IBM Security today announced the results of a Middle East study exploring organizations’ preparedness in the Kingdom of Saudi Arabia and the United Arab Emirates when it comes to withstanding and recovering from a cyberattack. The study, conducted by Ponemon Institute and sponsored by IBM Resilient, found that approximately third of organizations are still unprepared to respond to cybersecurity incidents, with 31% of respondents indicating they do not have a cybersecurity incident response plan in place.
While studies show that companies who can respond quickly and efficiently to contain a cyberattack within 30 days save over $1 million on the total cost of a data breach on average, shortfalls in proper cybersecurity incident response planning have remained consistent over the past four years of the study. Of the organizations that do have a plan in place, almost half (49%) do not test their plans regularly, leaving them less prepared to effectively manage the complex processes and coordination that must take place in the wake of an attack.
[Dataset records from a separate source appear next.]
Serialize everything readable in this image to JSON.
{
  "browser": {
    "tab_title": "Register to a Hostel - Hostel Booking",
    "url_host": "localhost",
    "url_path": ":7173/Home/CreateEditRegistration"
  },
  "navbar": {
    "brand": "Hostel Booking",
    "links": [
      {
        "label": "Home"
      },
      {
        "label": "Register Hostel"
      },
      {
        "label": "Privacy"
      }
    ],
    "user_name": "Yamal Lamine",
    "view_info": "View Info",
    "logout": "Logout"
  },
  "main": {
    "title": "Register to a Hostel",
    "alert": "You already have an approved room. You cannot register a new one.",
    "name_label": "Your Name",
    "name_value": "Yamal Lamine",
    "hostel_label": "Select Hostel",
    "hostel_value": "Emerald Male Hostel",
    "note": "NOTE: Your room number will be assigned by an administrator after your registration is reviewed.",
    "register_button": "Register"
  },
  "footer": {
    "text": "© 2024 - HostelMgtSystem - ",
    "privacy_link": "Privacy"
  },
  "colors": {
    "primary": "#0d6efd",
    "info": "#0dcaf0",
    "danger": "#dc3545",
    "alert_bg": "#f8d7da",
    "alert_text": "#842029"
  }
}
“Responding to a cybersecurity incident in a planned and coordinated manner can be complicated and requires specialized expertise. Therefore, having a cyber security plan in place is no longer an option,” said Dr. Tamer Aboualy, Partner, IBM Security Services, Middle East & Africa. “Cybersecurity attacks can be damaging financially and to the reputation of a businesses. Therefore, it is important that organizations deploy a cybersecurity incident response plan as it increases the likelihood of preventing incidents and reduces the time to detect, contain and respond to an attack.”
He continued, "We have seen a rise of targeted attacks in the region and globally. Advanced malware has targeted many organizations with the goal of stealing information, corrupting disks and crippling their operations. Today, it is no longer a question of being a victim of a targeted attack but how organizations will respond and remediate such threats, causing minimal impact to their operations."
Other takeaways from the study include:
-Automation in Response Still Emerging– In the context of this research, automation refers to enabling security technologies that augment or replace human intervention in the identification and containment of cyber exploits or breaches. These technologies depend upon artificial intelligence, machine learning, analytics and orchestration. When asked if their organization leveraged automation, only 19% of the respondents said they were significant users.
-Skills Still not Paying the Bills– The cybersecurity skills gap is further undermining cyber resilience, as organizations are understaffed and unable to properly manage resources and needs. In the survey, 74% of respondents reported that staffing for cybersecurity is very important to achieve a high level of cyber resilience. Furthermore, 72% of respondents rate their difficulty in hiring and retaining skilled cybersecurity personnel as moderately high to high.
-Privacy and Cybersecurity Tied at Hip– Organizations are finally acknowledging that collaboration between privacy and cybersecurity improves cyber resilience with 55% of respondents indicated that aligning privacy and cybersecurity roles is essential or very important.